Lições de canto
23 de junho de 2010 - 06:25
Descoberta de genes que fazem pássaros cantarem pode ajudar nos distúrbios da fala
Acostumado a se encantar com os sons produzidos pelos pássaros, o homem agora pode ter nesses pequenos animais aliados para entender os mecanismos da sua própria fala e também para combater diversas doenças.
É o que revelam cientistas, que conseguiram fazer, pela primeira vez, o mapeamento genético completo de um cantor da natureza: o mandarim australiano. O trabalho, publicado na revista “Nature”, mostra que ele possui cerca de 800 genes – correspondente a 5% do seu genoma – ligados ao aprendizado do canto.
Como o mandarim aprende a cantar da mesma forma que os humanos aprendem a falar – imitando os mais velhos – o time internacional de pesquisadores que fez o estudo acredita que os dados e a comparação podem nos ajudar não apenas a entender como se dá o aprendizado da linguagem, mas também a compreender os distúrbios da fala e o motivo pelo qual doenças como o autismo e os derrames a afetam.
– O aprendizado do canto é um excelente modelo para diversos outros tipos de aprendizados ligados à fala – diz Chris Ponting, da Universidade de Oxford, um dos autores do estudo. – Há experimentos que podem mostrar as alterações que ocorrem no cérebro durante esse processo. O genoma do mandarim vai ser uma excelente ferramenta para nos ajudar a avançar nesse campo.
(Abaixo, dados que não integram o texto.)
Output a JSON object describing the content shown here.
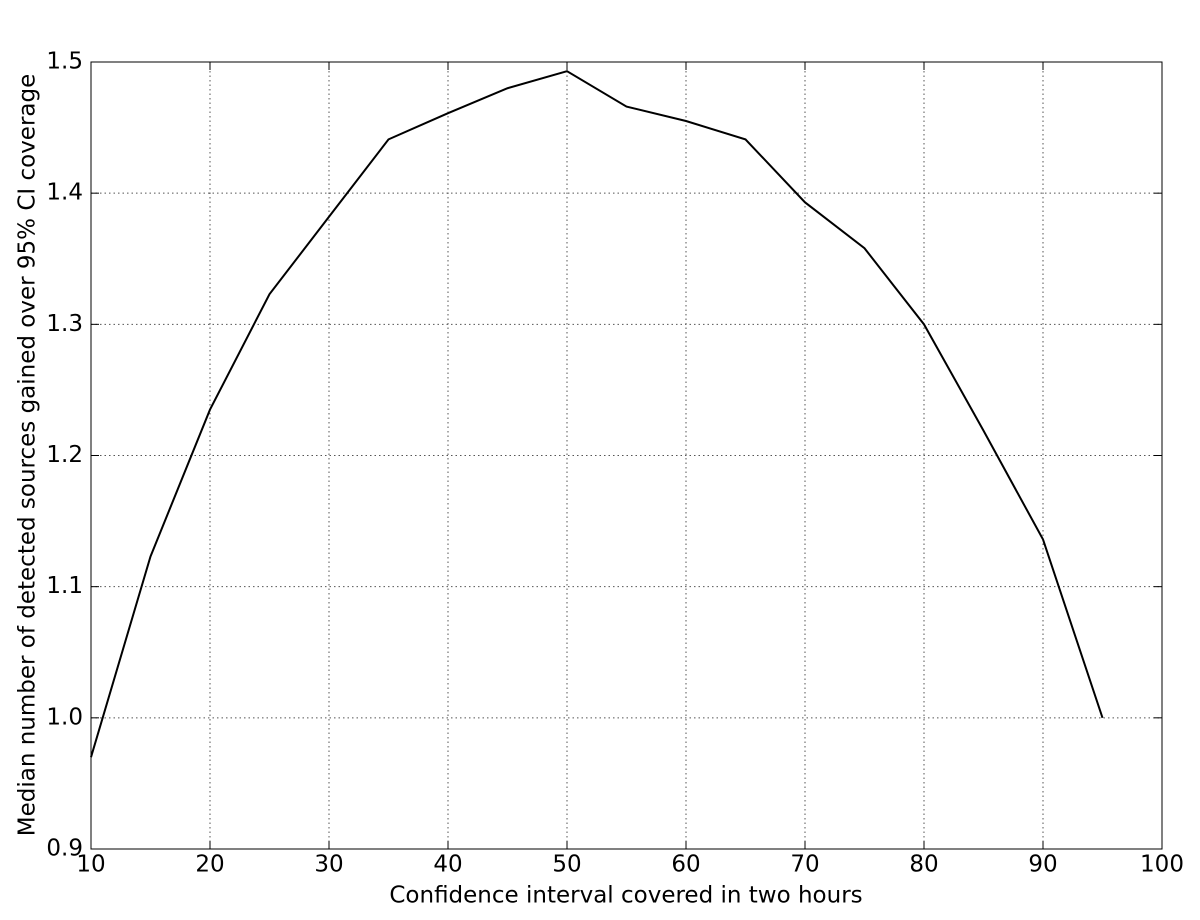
{
  "chart_data": {
    "type": "line",
    "xlabel": "Confidence interval covered in two hours",
    "ylabel": "Median number of detected sources gained over 95% CI coverage",
    "x": [
      10,
      15,
      20,
      25,
      30,
      35,
      40,
      45,
      50,
      55,
      60,
      65,
      70,
      75,
      80,
      85,
      90,
      95
    ],
    "series": [
      {
        "color": "#000000",
        "values": [
          0.97,
          1.123,
          1.235,
          1.323,
          1.382,
          1.441,
          1.461,
          1.48,
          1.493,
          1.466,
          1.455,
          1.441,
          1.393,
          1.358,
          1.3,
          1.219,
          1.136,
          1.0
        ]
      }
    ],
    "xlim": [
      10,
      100
    ],
    "xticks": [
      10,
      20,
      30,
      40,
      50,
      60,
      70,
      80,
      90,
      100
    ],
    "ylim": [
      0.9,
      1.5
    ],
    "yticks": [
      0.9,
      {
        "value": 1.0,
        "label": "1.0"
      },
      1.1,
      1.2,
      1.3,
      1.4,
      1.5
    ],
    "grid": true
  }
}
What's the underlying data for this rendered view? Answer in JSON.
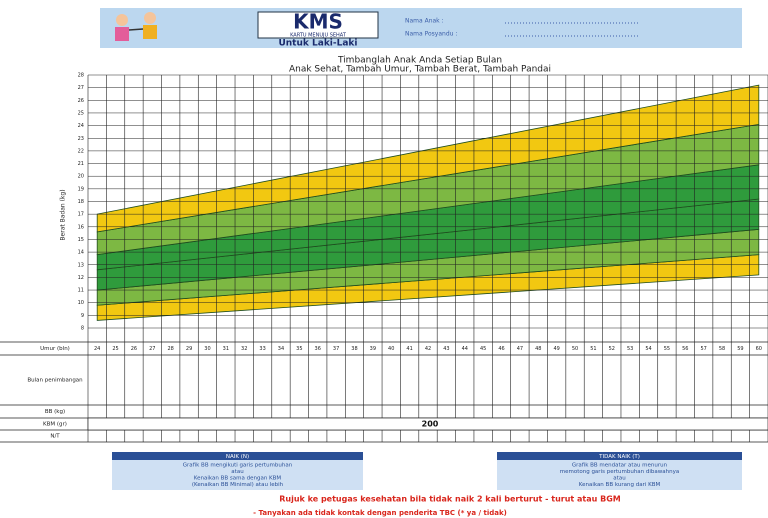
{
  "header": {
    "logo": "KMS",
    "logo_subtitle": "KARTU MENUJU SEHAT",
    "gender": "Untuk Laki-Laki",
    "fields": [
      "Nama Anak :",
      "Nama Posyandu :"
    ]
  },
  "chart_data": {
    "type": "band",
    "title": "Timbanglah Anak Anda Setiap Bulan",
    "subtitle": "Anak Sehat, Tambah Umur, Tambah Berat, Tambah Pandai",
    "y_label": "Berat Badan (kg)",
    "x": [
      24,
      60
    ],
    "xlim": [
      23.5,
      60.5
    ],
    "xticks": [
      24,
      25,
      26,
      27,
      28,
      29,
      30,
      31,
      32,
      33,
      34,
      35,
      36,
      37,
      38,
      39,
      40,
      41,
      42,
      43,
      44,
      45,
      46,
      47,
      48,
      49,
      50,
      51,
      52,
      53,
      54,
      55,
      56,
      57,
      58,
      59,
      60
    ],
    "ylim": [
      8,
      28
    ],
    "yticks": [
      8,
      9,
      10,
      11,
      12,
      13,
      14,
      15,
      16,
      17,
      18,
      19,
      20,
      21,
      22,
      23,
      24,
      25,
      26,
      27,
      28
    ],
    "grid": true,
    "bands": [
      {
        "color": "#f2c811",
        "lower": [
          8.6,
          12.2
        ],
        "upper": [
          9.8,
          13.8
        ]
      },
      {
        "color": "#7db843",
        "lower": [
          9.8,
          13.8
        ],
        "upper": [
          11.0,
          15.8
        ]
      },
      {
        "color": "#2f9b3c",
        "lower": [
          11.0,
          15.8
        ],
        "upper": [
          12.6,
          18.2
        ]
      },
      {
        "color": "#2f9b3c",
        "lower": [
          12.6,
          18.2
        ],
        "upper": [
          13.8,
          20.9
        ]
      },
      {
        "color": "#7db843",
        "lower": [
          13.8,
          20.9
        ],
        "upper": [
          15.6,
          24.1
        ]
      },
      {
        "color": "#f2c811",
        "lower": [
          15.6,
          24.1
        ],
        "upper": [
          17.0,
          27.2
        ]
      }
    ]
  },
  "table": {
    "row_labels": [
      "Umur (bln)",
      "Bulan penimbangan",
      "BB (kg)",
      "KBM (gr)",
      "N/T"
    ],
    "kbm": "200"
  },
  "legend_boxes": [
    {
      "title": "NAIK (N)",
      "lines": [
        "Grafik BB mengikuti garis pertumbuhan",
        "atau",
        "Kenaikan BB sama dengan KBM",
        "(Kenaikan BB Minimal) atau lebih"
      ]
    },
    {
      "title": "TIDAK NAIK (T)",
      "lines": [
        "Grafik BB mendatar atau menurun",
        "memotong garis pertumbuhan dibawahnya",
        "atau",
        "Kenaikan BB kurang dari KBM"
      ]
    }
  ],
  "footer": {
    "warning": "Rujuk ke petugas kesehatan bila tidak naik 2 kali berturut - turut atau BGM",
    "note": "- Tanyakan ada tidak kontak dengan penderita TBC (* ya / tidak)"
  }
}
Pesando apenas 14 gramas, o mandarim australiano é o primeiro pássaro que canta a ter o seu genoma decodificado. A primeira ave foi a galinha.
Segundo os cientistas, quando pequeno, o mandarim aprende a se expressar através do canto da mesma forma que os bebês humanos: emitindo sons aleatórios, na tentativa de imitar o que ouve dos adultos. Um processo que vai sendo passado de geração a geração.
Ave e humanos têm genes em comum
Como esse aprendizado é semelhante ao humano e como ambos têm genes em comum, os mandarins podem abrir portas para o entendimento de diversos distúrbios da fala, acreditam os pesquisadores. Sobretudo, podem servir de modelos para estudos.
– A partir de agora, esse animal ganha uma importância muito grande para a neurociência humana – garante Wes Warren, da Universidade de Washington, que também participou do estudo. – Mas, levando-se em conta a enorme rede de fatores genéticos e moleculares envolvidos com esse processo, sabemos que teremos uma difícil tarefa pela frente.
Até então, os especialistas acreditavam que existissem cerca de 100 genes envolvidos no aprendizado do canto dos mandarins. A descoberta de que há pelo menos 800 dá a dimensão da complexidade desse processo.
– De fato, o aprendizado do canto é mais complexo do que imaginávamos. A parte do cérebro que controla esse mecanismo é regulada por um número de genes bem maior do que se supunha – conta Erich Jarvis, da Universidade de Duke, na Carolina do Norte.
Muitos desses genes não atuam da forma usual, como um código para a produção de proteínas. Em vez disso, eles integram uma parte do genoma que, até então, era conhecida como DNA-lixo, que não participa da formação de proteínas e tem uma função desconhecida. A análise do genoma dos mandarins revela que essa porção do DNA pode ter uma função crucial nesse processo.
– O mais importante é que agora poderemos expandir nosso conhecimento sobre como se dá a vocalização nos humanos – diz Eric Green, do Instituto de Pesquisa do Genoma Humano, nos EUA. – E isso pode nos levar a novos tratamentos de doenças e desordens que envolvem a fala, do autismo à gagueira.
(O Globo, 1/ 4)
Fonte: Jornal da Ciência 3981 – 01 de abril de 2010.